Disturbo d’ansia di malattia: quando è il corpo a parlare per noi.
All’ipocondria – vecchia denominazione del disturbo – si è data attenzione anche in letteratura (non solo quella scientifica) e nella cinematografia, basti pensare al «Malato immaginario» di Moliere o ad «Hannah e le sue sorelle» di Woody Allen, affrontando però il disturbo in chiave ironica, come se si trattasse di una situazione non del tutto degna di riconoscimento sociale.
Essere costantemente preoccupati di avere o poter contrarre una malattia non consente a chi ne è affetto di vivere serenamente.
Come si manifesta il Disturbo d'ansia di malattia e cosa possiamo fare?
Proviamo a partire da una domanda: per quale motivo chi soffre di ansia da malattia ha deciso di assegnare al proprio corpo la responsabilità di comunicare al posto suo?
E una domanda importante perché se avvertiamo un dolore, una fitta, qualunque sintomo abbiamo (a cui solo un medico può attribuire una causa o escludere una patologia) esso ha un significato ed è proprio l’ignorarlo che ne facilita la persistenza.
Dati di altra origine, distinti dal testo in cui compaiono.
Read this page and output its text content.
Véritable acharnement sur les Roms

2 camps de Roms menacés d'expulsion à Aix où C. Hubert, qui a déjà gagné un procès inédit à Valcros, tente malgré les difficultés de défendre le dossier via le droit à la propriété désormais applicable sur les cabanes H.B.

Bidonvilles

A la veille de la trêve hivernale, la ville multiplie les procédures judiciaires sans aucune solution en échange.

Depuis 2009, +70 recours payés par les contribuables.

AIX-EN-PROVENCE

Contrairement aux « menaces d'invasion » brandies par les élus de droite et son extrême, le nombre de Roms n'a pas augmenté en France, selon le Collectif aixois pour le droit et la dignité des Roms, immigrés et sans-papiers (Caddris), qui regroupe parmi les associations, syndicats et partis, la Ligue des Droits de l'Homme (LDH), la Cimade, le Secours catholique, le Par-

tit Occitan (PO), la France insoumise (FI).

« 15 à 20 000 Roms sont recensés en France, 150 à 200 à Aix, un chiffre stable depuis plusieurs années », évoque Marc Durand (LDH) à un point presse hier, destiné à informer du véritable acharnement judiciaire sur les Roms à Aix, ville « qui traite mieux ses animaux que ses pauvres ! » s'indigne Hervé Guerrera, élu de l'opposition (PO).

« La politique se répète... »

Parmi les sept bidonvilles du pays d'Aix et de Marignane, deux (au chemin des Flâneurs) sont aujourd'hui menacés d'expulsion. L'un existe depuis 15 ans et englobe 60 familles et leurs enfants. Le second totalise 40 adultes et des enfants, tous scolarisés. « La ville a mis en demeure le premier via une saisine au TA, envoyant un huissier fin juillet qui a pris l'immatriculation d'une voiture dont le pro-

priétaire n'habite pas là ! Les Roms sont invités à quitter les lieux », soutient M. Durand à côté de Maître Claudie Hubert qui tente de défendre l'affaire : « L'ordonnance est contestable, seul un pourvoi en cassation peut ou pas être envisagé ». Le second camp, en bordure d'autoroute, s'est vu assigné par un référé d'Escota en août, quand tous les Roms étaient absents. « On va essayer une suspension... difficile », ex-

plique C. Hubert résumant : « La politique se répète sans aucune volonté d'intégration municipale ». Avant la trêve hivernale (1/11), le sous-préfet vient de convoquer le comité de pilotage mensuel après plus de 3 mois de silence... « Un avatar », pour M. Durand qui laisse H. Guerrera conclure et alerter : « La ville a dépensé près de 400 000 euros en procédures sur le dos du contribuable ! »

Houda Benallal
Il corpo, a cui stiamo dando attenzione
in modo «sbagliato» comunica con noi, attraverso una somatizzazione, che
qualcosa in quel momento della nostra vita non sta andando nella direzione giusta.
La sua funzione è attirare la nostra attenzione, «imporci» di prestare ascoltarlo, rallentare, fermarci.
Cosa fare? Dare spazio al non detto. Ascoltarci emotivamente oltre che fisicamente, considerare la possibilità di stare camminando su un terreno che non è quello giusto per noi. Trattenendo ciò che andrebbe invece tirato fuori, riconoscendosi una criticità che non è senza soluzione.
Chi soffre di ansia di malattia non
inventa sintomi. Non si lamenta di qualcosa che non esiste. Il suo dolore, la
sua fitta, il suo non sentirsi bene sono reali e conseguenza di una fatica
emotiva estenuante, che non dà tregue, non lascia scampo.
Trascurando le cause di una somatizzazione corriamo il rischio di cronicizzare questa modalità espressiva, sottoporci ad approfondimenti diagnostici che non ci liberano dall’ansia, anzi la peggiorano, abusare di ansiolitici, ma soprattutto sentirsi isolati, soli, incompresi nel tentare di far capire ad altri quanto sia grande la nostra angoscia.
«Le emozioni» disse Freud «non espresse non muoiono mai. Loro sono sepolte vive e verranno fuori nei modi peggiori.»